LV going to the op to load hundreds of separate libraries, one for each command, would slow down smaller tcl scripts, wouldn't it? P.S. It doesn't take hundreds of years - or even months - to get a TIP passed. It does take, from what I can tell, someone serious enough about the effort to work out sufficient details in advance that the discussion period focuses on alternative methods of doing it, if possible, and then the time of one or two people to actual implement the change . The more of this work that someone is willing to do, the better the chance of the TIP passing. And for a TIP regarding a complete reorganization of the tcl core into dozens of libraries - one per command - seems to me to best be served by someone doing the work in advance to show people that the performance costs, and the maintenance improvements, are justiified.

SDW We don't need a library, we need a methodology, and by in large several good ones exist. If you follow the style guide, you produce code that works well and is somewhat predictable to debug. Package management is simple and elegant. You write a package, you call pkg_mkIndex, you copy package into your library. I have in-house libraries of dozens of packages with millions of lines of code.

What holds my libraries together is that I have developed a way for my various modules to communicate with one another. The problem is that every TCL developer seems to have a different idea of what a "standard" message passing system should look like. When I try to integrate someone else's code, I have to write a wrapper so my stuff knows how to talk with it. Some like to feed arguments as field value pairs. Others use TK like option flags. Still others insist on hard-codeing the arguments for their functions with no clue to the outside world which argument says what.

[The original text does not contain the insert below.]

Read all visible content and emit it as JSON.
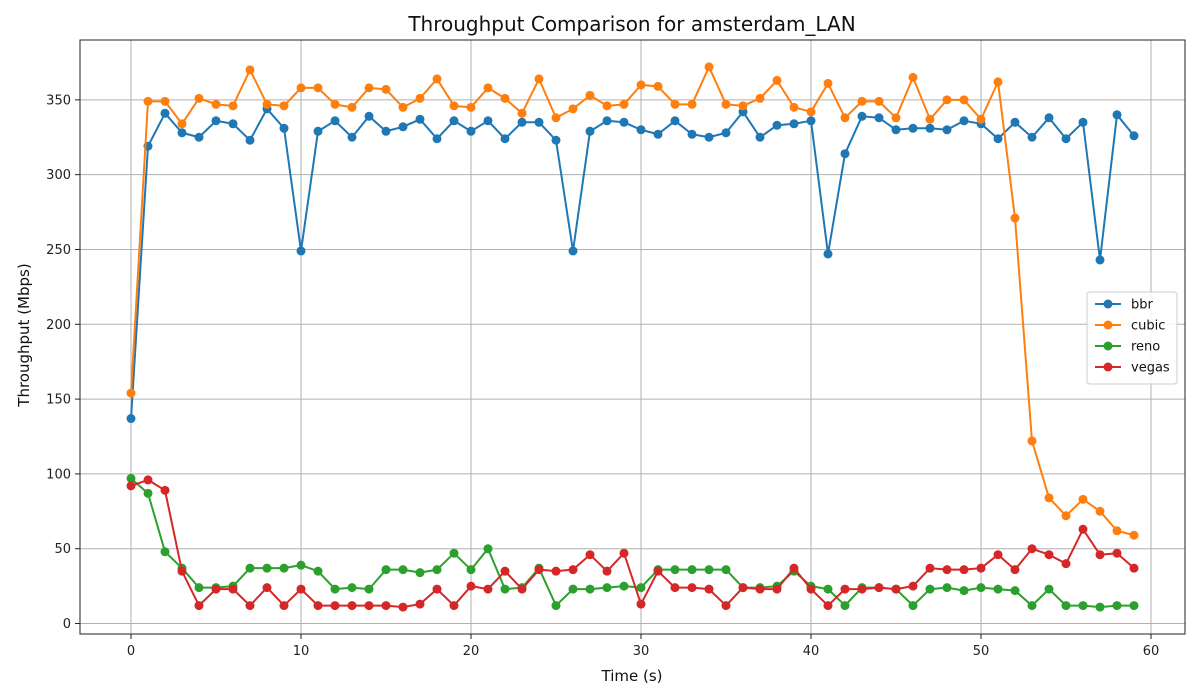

There are the folks who layer all of their commands in a namespace. There are those who create a single command containing a giant switch statement. Some packages just load. Other load, but need to run some sort of initialization code.

So rather than focus our energy on the code itself, we really need to work on community standards on how it should behave. I have some ideas. You all have some ideas. There are no right answers, we simply need to select one.

Peter Newman 24 April 2004: Specification Time It seems to me that the idea of a Standard Library is a good one - and one that a lot of Tcl'ers feel a need for. The only problem is the many different things involved in it, as detailed above. And while the downside of lots of people interested, is that every new person seems to add new aspects/issues to the problem - the upside is that Many hands make light work. In addition, many of the issues that have been raised probably have existing solutions. It's just a case of putting it all together.

It seems to me that what we need at this stage is a Tcl Standard Library Specification - that describes this whole Standard Library - and that hopefully resolves all the issues raised above (and any new issues that will undoubtedly come up).

The problem is how to create that spec - especially since IMHO it should be co-operatively produced - and there should be some sort of democratic/concensus approach as to the final solution it describes - and that we agree on and adopt.

Anybody got any ideas as to how we can all work together to create that spec. And work together to firstly define - and secondly create - this Tcl Standard Library?

Peter Newman 24 April 2004: See Tcl Standard Library Specification.